Remain in Mexico and CDC expulsions join a long list of other illegal and dangerous Trump Administration policies aimed at curtailing asylum, including a ban on asylum for people who cross into the United States between ports of entry to seek protection, a ban on asylum for people who transit through other countries (where they are not safe), and agreements to send asylum seekers to third countries—Guatemala, Honduras and El Salvador—that are not safe for refugees and do not have effective asylum systems.
These policies are both immoral and illegal. Not only do they spurn the country’s tradition of providing safe haven to refugees, they violate U.S. asylum, immigration, and anti-trafficking laws, due process protections, and binding treaty obligations. U.N. Refugee Agency (UNHCR) legal guidance makes clear that a public health emergency cannot justify “blanket measure[s]” blocking asylum seekers. Members of the U.S. Senate and House of Representatives have questioned the legality of the expulsion policy and described the administration’s apparently post hoc legal justification for the policy as “deeply flawed.”
Instead of blocking people seeking humanitarian protection, the administration can employ sensible measures recommended by public health experts, such as safe distancing, masks, and hand sanitizer, to expeditiously process asylum seekers who should be paroled to shelter with family under existing legal authority, pending their immigration court proceedings. Unaccompanied children should be swiftly transferred to Office of Refugee Resettlement (ORR) custody, again with the use of health safeguards. Asylum seekers should not be subjected to detention given its health risks and human rights violations, but case management and other alternatives can be employed in cases where additional appearance support is necessary.

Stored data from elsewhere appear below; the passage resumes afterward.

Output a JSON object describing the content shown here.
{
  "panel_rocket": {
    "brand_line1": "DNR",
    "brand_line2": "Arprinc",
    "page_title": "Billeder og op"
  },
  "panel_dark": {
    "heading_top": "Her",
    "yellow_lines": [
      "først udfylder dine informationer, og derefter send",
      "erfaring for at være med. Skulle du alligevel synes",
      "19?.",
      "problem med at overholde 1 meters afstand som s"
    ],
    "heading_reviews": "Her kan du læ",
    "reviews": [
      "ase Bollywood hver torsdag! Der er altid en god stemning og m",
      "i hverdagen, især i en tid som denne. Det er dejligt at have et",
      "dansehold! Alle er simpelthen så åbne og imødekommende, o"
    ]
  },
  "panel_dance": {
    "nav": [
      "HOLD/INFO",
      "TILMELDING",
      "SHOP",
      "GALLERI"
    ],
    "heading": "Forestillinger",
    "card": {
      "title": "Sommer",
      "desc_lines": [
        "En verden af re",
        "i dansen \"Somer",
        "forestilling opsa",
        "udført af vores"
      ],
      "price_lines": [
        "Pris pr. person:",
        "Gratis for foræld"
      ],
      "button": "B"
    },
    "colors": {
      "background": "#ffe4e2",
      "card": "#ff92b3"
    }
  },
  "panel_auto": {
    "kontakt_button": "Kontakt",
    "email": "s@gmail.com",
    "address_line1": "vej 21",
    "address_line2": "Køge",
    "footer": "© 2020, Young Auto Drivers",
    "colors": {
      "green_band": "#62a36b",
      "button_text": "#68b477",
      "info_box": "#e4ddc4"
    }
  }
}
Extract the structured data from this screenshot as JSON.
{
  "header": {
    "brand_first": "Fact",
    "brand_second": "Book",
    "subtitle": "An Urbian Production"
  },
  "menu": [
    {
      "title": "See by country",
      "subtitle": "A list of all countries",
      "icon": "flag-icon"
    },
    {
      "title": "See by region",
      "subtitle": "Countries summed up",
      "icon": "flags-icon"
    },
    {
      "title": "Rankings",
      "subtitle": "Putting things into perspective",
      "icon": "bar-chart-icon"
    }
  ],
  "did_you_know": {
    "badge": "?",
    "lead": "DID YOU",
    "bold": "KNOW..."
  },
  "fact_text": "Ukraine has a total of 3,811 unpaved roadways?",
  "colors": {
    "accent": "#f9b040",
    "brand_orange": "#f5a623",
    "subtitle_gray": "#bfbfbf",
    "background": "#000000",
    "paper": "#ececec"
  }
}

To gather information for this report, Human Rights First researchers interviewed asylum seekers, immigration attorneys, academic researchers, humanitarian volunteers, and legal monitors. The interviews were conducted remotely because of pandemic-related restrictions on movement in both the United States and Mexico. Staff also reviewed reports from the media and human rights organizations. This report builds on our prior reporting on MPP in March 2019, August 2019, October 2019, December 2019, and January 2020.